The beer run consists of each participant running or walking the 4-mile path and stopping at the brewery locations along the way, drinking a total of 10 six-ounce beers before finishing the race. There are maps at each tasting location that show the route to the next location. At the conclusion, everyone will receive a finisher’s prize, which will be a 16 ounce Poulsbo Beer Run glass.
Participants start at 8 a.m. but are staggered into smaller groups that take off 10 minutes apart in efforts to space people out and to not overcrowd the brewery locations. Before starting, each person has to drink their first beer.
The event may sound a little dangerous to some, but George assured that people don’t have to drink all the beer and they don’t have to run if they don’t want to.
“Most of them don’t run; most of them walk,” she said. “It’s just to enjoy the friendships they make and the people they’re with. There are some diehard runners that do the run.”
Additionally, George said she emailed all the participants safety tips to make sure they have a designated driver who can take them home afterward. In case people consume too much beer, there will be volunteers that could help. In past events, she said that hasn’t been much of a problem.
“Everybody is extremely responsible,” George said. “A lot of them are runners, and they’re pretty smart about their bodies so they know what they can do and not do.”

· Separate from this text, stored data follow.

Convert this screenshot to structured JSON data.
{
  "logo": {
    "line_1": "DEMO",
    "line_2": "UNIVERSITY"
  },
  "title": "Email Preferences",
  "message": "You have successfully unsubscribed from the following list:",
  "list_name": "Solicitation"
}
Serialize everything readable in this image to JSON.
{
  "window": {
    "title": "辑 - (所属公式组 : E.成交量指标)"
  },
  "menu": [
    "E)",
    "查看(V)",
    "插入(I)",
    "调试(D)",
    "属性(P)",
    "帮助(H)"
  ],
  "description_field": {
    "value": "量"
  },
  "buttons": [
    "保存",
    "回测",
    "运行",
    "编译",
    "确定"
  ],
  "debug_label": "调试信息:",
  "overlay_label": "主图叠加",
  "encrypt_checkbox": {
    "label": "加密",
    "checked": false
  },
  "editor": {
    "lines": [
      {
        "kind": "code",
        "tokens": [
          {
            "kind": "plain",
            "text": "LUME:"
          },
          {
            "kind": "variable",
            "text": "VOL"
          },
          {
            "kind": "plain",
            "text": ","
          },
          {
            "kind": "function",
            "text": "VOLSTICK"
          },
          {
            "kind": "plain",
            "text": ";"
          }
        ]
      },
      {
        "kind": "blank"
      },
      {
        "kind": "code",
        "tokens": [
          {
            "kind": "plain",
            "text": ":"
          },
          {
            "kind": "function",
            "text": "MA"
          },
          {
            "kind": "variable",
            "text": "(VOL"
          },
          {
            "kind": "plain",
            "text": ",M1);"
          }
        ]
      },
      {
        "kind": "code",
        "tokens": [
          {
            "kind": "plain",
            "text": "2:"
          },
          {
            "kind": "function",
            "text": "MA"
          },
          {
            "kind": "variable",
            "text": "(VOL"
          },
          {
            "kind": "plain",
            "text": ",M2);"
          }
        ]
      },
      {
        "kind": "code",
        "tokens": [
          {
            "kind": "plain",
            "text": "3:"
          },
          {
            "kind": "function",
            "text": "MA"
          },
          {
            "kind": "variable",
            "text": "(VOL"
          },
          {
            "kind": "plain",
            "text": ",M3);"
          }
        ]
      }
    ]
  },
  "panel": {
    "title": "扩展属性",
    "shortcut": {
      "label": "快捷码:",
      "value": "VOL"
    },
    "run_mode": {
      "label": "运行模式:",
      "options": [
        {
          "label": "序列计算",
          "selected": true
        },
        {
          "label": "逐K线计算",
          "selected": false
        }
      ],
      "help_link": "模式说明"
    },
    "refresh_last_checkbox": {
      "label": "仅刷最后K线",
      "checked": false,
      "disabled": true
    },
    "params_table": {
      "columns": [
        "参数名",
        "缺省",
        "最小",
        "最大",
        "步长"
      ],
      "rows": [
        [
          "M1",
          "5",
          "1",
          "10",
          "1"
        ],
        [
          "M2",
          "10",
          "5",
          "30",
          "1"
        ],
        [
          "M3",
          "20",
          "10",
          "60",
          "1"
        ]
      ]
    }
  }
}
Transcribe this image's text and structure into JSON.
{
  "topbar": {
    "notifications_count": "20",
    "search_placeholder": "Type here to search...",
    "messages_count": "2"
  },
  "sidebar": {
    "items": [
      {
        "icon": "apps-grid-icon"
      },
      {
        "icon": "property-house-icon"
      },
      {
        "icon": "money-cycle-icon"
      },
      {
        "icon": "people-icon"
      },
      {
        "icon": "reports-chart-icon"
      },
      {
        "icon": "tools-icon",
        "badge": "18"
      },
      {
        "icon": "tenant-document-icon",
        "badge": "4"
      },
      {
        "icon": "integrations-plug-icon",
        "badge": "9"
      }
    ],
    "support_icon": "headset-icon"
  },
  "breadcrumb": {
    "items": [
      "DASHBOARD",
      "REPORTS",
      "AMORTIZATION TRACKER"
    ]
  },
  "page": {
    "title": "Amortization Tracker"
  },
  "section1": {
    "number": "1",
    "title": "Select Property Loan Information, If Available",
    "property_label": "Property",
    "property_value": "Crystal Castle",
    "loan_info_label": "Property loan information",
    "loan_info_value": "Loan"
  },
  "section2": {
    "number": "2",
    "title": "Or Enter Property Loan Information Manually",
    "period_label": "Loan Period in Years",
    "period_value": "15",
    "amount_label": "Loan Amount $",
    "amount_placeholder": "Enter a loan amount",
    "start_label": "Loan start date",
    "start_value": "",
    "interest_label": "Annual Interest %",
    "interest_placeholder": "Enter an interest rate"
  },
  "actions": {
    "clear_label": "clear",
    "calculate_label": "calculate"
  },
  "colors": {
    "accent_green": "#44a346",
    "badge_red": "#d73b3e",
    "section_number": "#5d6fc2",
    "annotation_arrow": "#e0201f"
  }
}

Proceeds go toward the Blue Star Banner Program, which George started in 2006. BSBP honors local military members by displaying Blue and Gold Star banners throughout communities statewide. Blue Star banners mean they are active duty and Gold Star banners mean they were killed during active duty. Particularly in Poulsbo, all the banners are displayed on Viking Avenue where the beer run will be held. George said there are two Gold Star banners in Poulsbo.
Looking forward, George hopes to expand the event so other businesses can get involved. But supporting local breweries is a primary goal of the event, especially during the pandemic.
“I think we should always try and support local,” she said.